Se levantó Núñez y siguió a Carvalho hasta un inmediato altillo en el que dos matrimonios recién salidos de un cine del Ensanche se tomaban medio whisky con hielo pero sin agua, un gin tónic o un vodka con naranja, repertorio límite de todo matrimonio recién salido de un cine del Ensanche. Al menos fue lo que comentó Núñez nada más sentarse mientras les observaba sonriente.
—Parece divertirse mucho.
—Si me divierto mucho no me aburro. Es un tratamiento preventivo.
—Quisiera que usted me aclarase algunas cosas. He tratado de localizar a Dieter Rhomberg, el inspector de Petnay amigo de Jaumá. ¿Le conoce usted?

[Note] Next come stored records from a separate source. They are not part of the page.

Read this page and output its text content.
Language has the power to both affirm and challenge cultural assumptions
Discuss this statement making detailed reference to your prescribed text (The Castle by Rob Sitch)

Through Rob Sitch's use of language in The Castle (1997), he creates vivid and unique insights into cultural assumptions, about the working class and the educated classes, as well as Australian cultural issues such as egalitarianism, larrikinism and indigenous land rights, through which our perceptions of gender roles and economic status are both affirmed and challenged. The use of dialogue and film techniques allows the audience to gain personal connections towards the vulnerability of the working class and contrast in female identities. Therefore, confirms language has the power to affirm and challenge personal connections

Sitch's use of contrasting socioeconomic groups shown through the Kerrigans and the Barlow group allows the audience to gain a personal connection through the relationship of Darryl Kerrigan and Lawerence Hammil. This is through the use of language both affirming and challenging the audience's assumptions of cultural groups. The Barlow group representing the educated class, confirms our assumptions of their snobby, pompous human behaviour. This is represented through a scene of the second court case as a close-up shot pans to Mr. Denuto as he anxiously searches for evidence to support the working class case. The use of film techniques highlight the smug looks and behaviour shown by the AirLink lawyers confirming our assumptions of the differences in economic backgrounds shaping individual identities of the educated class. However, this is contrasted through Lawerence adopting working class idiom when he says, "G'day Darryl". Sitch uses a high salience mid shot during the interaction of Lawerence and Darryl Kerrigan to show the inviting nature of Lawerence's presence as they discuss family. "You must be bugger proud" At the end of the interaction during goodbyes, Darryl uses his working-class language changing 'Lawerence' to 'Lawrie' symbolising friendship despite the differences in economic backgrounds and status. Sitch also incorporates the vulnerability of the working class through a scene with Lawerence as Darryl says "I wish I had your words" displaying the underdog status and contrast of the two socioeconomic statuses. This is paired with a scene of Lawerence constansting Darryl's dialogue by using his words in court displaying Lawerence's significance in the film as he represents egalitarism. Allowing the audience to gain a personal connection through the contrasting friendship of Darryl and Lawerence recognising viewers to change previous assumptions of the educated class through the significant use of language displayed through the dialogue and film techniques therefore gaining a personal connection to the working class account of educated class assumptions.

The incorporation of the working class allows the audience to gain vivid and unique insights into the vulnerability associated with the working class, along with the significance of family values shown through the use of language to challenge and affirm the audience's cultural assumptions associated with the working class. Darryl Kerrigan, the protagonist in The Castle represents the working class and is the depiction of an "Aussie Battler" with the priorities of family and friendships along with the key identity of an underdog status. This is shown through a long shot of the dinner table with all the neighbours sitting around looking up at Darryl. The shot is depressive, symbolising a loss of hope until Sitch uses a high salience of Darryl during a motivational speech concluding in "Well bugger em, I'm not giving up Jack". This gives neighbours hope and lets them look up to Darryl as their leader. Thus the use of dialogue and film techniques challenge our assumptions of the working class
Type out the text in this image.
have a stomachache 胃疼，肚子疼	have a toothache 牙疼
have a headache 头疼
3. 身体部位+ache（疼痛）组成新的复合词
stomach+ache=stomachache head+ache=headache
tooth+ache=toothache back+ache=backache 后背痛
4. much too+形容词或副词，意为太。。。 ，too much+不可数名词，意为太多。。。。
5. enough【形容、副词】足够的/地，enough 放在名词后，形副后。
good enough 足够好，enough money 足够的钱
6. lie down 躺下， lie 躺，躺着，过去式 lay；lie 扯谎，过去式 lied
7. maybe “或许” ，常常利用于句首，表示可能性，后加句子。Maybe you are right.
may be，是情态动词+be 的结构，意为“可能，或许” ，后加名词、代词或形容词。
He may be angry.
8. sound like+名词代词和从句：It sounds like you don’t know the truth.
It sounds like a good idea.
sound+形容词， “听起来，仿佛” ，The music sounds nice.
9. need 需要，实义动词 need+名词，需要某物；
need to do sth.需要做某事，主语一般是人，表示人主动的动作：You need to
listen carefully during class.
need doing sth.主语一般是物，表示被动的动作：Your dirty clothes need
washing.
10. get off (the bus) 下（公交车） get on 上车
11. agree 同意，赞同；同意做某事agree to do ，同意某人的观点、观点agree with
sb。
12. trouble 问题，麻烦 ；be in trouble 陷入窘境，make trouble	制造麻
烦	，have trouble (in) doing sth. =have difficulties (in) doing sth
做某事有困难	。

—De oídas. Jaumá siempre decía que era el propietario del pene más inmenso del universo.
—Anteayer estaba en San Francisco. En cambio esta mañana me han dicho que hace dos meses que goza de un «ignorado paradero» y que dejó la compañía.
—¿Le consta que estaba en San Francisco?
—Una voz me dijo: «Ha salido a cenar al Fairmont con unos clientes y volverá tarde.» Otra voz al día siguiente me contó lo del despido y fuga. En cualquier caso usted apenas si me ha contado algo de la vida habitual de Jaumá. Con quién se veía. Quiénes eran sus habituales.